The trip started at 7am and the group leaders gave abit of history and geography of the local area. The leaders then asked if there were any species of interest, and promptly stated "Pilleated Woodpecker"... the leader then stated that I was in luck, I've already seen one then pointed at his hat... (Wah - Whannn).
We then drove for a few minutes in a birders cavalcade to a tract of forest and we stopped to look at wild turkeys. They eluded us, but off in the distance of the forest we heard several young Pilleated woodpeckers calling. I really wish we could have went to see them, but the group leader stopped moving through the forest when we encountered a man made ditch that was not easily passable.

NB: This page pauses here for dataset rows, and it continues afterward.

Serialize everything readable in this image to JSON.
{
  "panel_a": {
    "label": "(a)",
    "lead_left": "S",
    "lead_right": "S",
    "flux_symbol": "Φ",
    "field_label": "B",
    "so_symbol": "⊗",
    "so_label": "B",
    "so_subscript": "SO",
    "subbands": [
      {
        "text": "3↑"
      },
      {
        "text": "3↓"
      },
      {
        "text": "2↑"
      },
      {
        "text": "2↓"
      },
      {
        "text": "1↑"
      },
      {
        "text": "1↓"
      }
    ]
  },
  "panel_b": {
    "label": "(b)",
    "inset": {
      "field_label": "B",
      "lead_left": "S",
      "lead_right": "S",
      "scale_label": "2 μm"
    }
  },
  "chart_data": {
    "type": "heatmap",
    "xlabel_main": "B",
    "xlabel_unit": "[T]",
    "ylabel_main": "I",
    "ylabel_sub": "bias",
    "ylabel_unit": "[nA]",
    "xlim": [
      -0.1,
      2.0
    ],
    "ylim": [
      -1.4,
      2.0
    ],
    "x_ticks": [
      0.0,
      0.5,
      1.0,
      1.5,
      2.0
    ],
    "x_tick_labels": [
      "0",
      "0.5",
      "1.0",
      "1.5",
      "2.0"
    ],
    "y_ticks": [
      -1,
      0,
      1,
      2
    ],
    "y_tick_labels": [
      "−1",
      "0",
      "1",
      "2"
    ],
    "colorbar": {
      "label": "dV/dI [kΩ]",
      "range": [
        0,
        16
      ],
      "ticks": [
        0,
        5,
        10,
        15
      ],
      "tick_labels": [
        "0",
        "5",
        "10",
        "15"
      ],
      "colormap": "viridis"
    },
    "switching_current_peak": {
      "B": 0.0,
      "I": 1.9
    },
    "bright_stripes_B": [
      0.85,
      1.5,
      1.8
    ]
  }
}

One clearing of forest offered views of:
Chestnut Sided Warbler
We then went to look for a Broad Winged Hawk nest but we could not find it. A racoon may have gotten to it. Next we visited another tract that was most promising to see Cerulean Warbler and the endangered Acadian Flycatcher. Both were heard by our group leader, but the Cerulean was making itself a little more present by singing from the tops of very high and densely leaved trees. One pishing session at this point attracted a loud and curious Tufted Titmouse.

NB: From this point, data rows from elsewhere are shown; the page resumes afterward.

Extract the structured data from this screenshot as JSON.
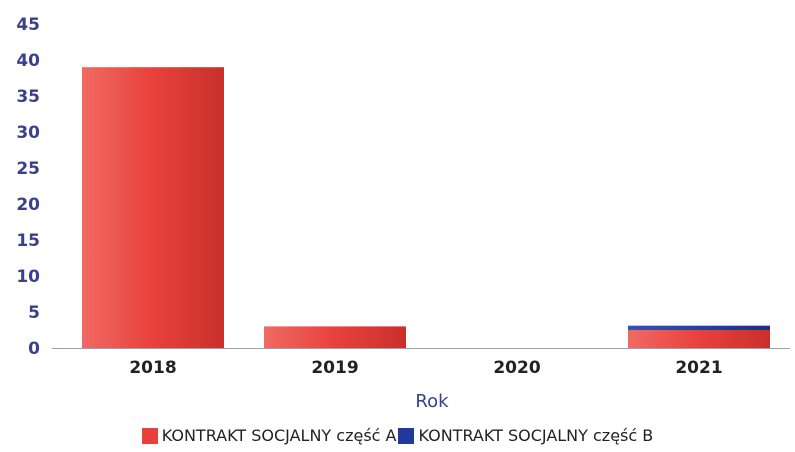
{
  "chart_data": {
    "type": "bar",
    "stacked": true,
    "categories": [
      "2018",
      "2019",
      "2020",
      "2021"
    ],
    "series": [
      {
        "name": "KONTRAKT SOCJALNY część A",
        "values": [
          39,
          3,
          0,
          2.5
        ],
        "color": "#e8413c"
      },
      {
        "name": "KONTRAKT SOCJALNY część B",
        "values": [
          0,
          0,
          0,
          0.6
        ],
        "color": "#1f3a9c"
      }
    ],
    "xlabel": "Rok",
    "ylabel": "",
    "ylim": [
      0,
      45
    ],
    "yticks": [
      0,
      5,
      10,
      15,
      20,
      25,
      30,
      35,
      40,
      45
    ],
    "grid": false,
    "legend_position": "bottom"
  }
}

Regarding my life list, I can`t really add a bird that I heard... So I will save the Pilleated & Cerulean for another time. I heard there was a breeding pair at the Pinery but of course, if I go next week, they will be gone. (speaking of my life list, I have moved from about 80 species in 2009 to 174 (Total) in 2010 so far. That's pretty incredible. All 174 on my life list are decently photographed as well.
One of the last tracts of forest that we walked through gave some nice views of a Scarlet Tanager and an Eastern Wood Peewee.

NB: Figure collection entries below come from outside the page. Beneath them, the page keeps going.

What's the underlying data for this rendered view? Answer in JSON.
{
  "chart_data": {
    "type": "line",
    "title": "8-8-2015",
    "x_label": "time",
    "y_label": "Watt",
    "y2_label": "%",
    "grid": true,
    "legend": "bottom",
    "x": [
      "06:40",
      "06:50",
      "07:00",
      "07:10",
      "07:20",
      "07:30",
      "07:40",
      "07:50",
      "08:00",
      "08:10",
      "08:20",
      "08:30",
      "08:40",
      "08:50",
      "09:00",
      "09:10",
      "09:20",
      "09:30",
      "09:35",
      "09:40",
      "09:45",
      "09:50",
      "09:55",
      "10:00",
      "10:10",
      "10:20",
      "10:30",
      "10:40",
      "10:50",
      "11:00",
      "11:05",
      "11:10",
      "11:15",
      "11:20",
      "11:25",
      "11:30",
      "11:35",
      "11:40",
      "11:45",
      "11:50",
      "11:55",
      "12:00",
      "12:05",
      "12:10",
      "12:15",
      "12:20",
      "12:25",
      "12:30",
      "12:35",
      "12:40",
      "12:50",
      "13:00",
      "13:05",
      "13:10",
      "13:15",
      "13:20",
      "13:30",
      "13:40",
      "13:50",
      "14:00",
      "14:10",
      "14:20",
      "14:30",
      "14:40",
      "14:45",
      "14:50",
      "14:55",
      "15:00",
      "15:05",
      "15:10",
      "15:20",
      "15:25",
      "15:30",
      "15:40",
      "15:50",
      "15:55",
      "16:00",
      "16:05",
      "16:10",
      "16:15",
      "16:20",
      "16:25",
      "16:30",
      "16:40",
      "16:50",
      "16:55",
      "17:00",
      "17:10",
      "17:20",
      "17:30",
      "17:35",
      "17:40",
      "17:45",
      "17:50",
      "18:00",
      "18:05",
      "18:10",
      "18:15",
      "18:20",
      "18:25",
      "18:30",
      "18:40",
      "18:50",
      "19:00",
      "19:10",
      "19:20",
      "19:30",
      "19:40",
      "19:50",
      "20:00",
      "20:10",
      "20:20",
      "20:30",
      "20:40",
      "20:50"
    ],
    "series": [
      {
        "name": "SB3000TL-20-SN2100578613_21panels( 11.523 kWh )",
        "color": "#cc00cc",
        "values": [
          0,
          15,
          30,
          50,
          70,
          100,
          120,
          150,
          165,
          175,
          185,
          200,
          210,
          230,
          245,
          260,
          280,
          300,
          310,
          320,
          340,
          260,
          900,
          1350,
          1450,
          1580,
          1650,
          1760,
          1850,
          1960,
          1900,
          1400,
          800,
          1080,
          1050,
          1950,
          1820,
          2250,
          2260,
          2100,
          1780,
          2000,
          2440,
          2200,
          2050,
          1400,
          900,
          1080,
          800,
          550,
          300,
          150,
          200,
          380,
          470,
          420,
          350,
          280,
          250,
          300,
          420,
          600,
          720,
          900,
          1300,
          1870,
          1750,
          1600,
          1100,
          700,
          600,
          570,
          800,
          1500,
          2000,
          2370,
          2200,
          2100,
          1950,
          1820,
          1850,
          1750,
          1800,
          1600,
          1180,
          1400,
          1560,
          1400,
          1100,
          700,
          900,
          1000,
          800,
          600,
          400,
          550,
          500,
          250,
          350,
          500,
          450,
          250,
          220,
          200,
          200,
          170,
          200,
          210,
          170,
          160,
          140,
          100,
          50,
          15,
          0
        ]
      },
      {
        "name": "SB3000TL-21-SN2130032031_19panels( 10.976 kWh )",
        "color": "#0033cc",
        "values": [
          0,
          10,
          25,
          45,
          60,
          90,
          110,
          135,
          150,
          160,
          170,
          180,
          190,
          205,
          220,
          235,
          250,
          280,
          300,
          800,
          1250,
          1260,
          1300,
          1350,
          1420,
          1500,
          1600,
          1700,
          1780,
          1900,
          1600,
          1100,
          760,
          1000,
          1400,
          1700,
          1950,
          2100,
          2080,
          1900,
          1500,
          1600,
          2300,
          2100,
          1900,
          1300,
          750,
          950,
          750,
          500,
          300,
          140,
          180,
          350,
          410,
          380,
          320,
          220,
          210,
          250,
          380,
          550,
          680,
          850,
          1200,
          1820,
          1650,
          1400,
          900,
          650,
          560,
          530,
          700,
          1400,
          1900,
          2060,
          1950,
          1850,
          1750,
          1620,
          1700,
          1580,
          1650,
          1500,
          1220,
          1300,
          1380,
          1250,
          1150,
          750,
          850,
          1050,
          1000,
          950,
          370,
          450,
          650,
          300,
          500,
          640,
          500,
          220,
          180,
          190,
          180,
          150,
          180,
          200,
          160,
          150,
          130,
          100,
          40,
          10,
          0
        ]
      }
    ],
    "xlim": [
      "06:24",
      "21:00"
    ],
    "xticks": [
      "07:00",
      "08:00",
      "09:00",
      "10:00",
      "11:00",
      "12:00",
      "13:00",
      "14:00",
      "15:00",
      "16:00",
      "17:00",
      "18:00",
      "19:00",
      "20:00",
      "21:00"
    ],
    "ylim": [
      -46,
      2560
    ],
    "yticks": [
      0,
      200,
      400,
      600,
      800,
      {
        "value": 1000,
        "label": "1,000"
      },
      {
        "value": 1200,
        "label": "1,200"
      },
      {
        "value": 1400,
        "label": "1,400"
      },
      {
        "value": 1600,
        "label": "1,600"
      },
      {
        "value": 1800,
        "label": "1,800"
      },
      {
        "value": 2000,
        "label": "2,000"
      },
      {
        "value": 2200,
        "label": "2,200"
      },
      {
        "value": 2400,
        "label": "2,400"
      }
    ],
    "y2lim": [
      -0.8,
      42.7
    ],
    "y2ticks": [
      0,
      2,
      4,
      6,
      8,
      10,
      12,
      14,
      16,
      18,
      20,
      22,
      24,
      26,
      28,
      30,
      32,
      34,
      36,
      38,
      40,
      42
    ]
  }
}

At about 11:30AM, I decided to head home. I had not really eaten breakfast... I was exhausted. Somehow though, I figured I might have a faint chance of seeing a bittern at St Clair NWA. So, I drove into that strange area of land (Pain Court Ontario) ... but I was just too tired to go beyond the bridge on their ``Nature Path``. I just saw your typical RW Blackbirds, I saw one GB Heron and an Eastern Kingbird.
For all the driving and effort I made, I was hoping to see a little more, but that's how birding goes. Somedays you get to see alot, other times ... not so much.